# Playtime in a house of four dogs!



## CorgiPaws (Mar 31, 2009)

I need a bigger house. And a bigger car. And a bigger yard. lol. 
Playtime in a house of four dogs looks a little bit like this....









Not sure where the sweet and innocent face went... bu it went! lol










That toy didn't even stand a chance. not even a little bit.










Annie vs. Champ










That's *ergh* my *umph* TOY!


----------



## CorgiPaws (Mar 31, 2009)

Champ is such a studmuffin.









Favorite. Chesney. Picture. EVER









Pretty little lady.









catdog Grissom lays on top of the couch. Added height for Mr. no legs


*ETA:* man Annie and Grissom have AWESOME coats.


----------



## harrkim120 (Feb 2, 2010)

Awwww...they all look like they're having fun!!! :biggrin:

That's awesome that they all get along so well.


----------



## CorgiPaws (Mar 31, 2009)

harrkim120 said:


> That's awesome that they all get along so well.


haha, for the most part. 
Annie is having a tough time accepting another female in the house, but the last two days have been smooth sailing, at least.


----------



## harrkim120 (Feb 2, 2010)

CorgiPaws said:


> haha, for the most part.
> Annie is having a tough time accepting another female in the house, but the last two days have been smooth sailing, at least.

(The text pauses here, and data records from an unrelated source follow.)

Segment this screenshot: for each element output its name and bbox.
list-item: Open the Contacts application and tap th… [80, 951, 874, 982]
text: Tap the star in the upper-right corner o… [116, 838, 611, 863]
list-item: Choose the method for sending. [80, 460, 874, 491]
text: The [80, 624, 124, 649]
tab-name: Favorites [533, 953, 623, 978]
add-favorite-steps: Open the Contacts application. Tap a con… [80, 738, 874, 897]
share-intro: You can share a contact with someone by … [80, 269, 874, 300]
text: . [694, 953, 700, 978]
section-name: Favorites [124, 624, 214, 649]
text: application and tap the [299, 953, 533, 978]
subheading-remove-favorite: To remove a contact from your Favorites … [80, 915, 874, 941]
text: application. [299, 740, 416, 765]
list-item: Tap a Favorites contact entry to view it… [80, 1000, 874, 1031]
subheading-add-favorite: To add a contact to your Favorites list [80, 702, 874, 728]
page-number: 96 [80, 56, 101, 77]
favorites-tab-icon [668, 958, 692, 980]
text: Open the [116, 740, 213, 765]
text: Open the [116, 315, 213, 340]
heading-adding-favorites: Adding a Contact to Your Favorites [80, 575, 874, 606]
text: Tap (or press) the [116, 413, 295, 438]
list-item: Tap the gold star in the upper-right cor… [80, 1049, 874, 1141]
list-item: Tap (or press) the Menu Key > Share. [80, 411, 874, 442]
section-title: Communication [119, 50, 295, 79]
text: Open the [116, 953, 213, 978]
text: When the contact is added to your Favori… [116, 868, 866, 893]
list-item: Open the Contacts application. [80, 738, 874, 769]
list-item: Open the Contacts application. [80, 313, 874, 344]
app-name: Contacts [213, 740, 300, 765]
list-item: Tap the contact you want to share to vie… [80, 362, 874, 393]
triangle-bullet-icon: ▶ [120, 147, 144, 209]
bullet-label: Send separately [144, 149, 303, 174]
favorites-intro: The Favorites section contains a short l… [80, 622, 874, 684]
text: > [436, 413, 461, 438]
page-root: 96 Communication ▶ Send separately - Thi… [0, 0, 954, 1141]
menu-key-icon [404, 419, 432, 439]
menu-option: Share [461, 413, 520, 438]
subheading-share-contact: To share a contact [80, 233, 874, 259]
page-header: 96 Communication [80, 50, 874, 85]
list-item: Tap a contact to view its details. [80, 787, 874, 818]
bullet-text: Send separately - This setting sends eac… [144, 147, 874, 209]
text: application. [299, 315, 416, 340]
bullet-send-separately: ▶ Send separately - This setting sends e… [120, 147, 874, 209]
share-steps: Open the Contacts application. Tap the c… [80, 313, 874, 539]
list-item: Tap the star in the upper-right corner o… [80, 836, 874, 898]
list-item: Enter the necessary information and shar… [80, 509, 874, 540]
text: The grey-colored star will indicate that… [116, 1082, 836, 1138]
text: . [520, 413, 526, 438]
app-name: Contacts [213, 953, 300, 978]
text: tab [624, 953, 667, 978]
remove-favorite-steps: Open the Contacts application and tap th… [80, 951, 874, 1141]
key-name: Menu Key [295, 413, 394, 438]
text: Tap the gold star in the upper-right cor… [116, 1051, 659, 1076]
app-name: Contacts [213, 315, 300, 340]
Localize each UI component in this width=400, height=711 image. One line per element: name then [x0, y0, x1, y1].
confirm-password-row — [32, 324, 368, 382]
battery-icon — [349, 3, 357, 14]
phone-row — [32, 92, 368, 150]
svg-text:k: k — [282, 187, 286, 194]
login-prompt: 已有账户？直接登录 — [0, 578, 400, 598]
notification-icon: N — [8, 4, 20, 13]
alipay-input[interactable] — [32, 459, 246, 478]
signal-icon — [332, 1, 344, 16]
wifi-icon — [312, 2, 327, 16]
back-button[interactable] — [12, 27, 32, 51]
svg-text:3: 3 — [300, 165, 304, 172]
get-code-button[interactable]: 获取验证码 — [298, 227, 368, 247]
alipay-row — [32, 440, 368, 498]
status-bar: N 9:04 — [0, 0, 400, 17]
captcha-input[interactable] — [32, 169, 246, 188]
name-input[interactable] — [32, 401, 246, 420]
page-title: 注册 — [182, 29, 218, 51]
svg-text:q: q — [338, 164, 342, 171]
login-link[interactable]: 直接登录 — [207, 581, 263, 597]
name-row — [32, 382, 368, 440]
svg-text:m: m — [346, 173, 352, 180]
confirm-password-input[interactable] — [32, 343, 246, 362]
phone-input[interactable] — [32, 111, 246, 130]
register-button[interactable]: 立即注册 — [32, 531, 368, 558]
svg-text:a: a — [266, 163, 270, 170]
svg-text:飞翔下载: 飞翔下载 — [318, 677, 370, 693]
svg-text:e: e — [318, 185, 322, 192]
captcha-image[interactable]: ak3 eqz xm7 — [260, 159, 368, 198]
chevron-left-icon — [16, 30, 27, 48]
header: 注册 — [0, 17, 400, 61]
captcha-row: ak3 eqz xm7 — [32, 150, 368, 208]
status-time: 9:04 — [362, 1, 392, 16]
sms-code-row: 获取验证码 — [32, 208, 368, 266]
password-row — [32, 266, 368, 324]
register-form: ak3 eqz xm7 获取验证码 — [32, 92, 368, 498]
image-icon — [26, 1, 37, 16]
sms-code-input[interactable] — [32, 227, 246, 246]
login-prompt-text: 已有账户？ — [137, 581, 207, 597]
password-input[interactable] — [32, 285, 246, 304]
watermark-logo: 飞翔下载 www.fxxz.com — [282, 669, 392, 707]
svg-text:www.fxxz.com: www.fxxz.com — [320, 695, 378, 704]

That's good. She'll settle in soon enough I'm sure. :smile:


----------



## wags (Jan 31, 2009)

They are too cute having a great time! Your pups look like mine haha! I have 4 also! Our house gets to be crazy house when the dogs start to bring out all the toys haha! Looks like they are just plain old having tons of fun! Great pics!!!!!!!!!!!!!!!!!!!!!!:biggrin:


----------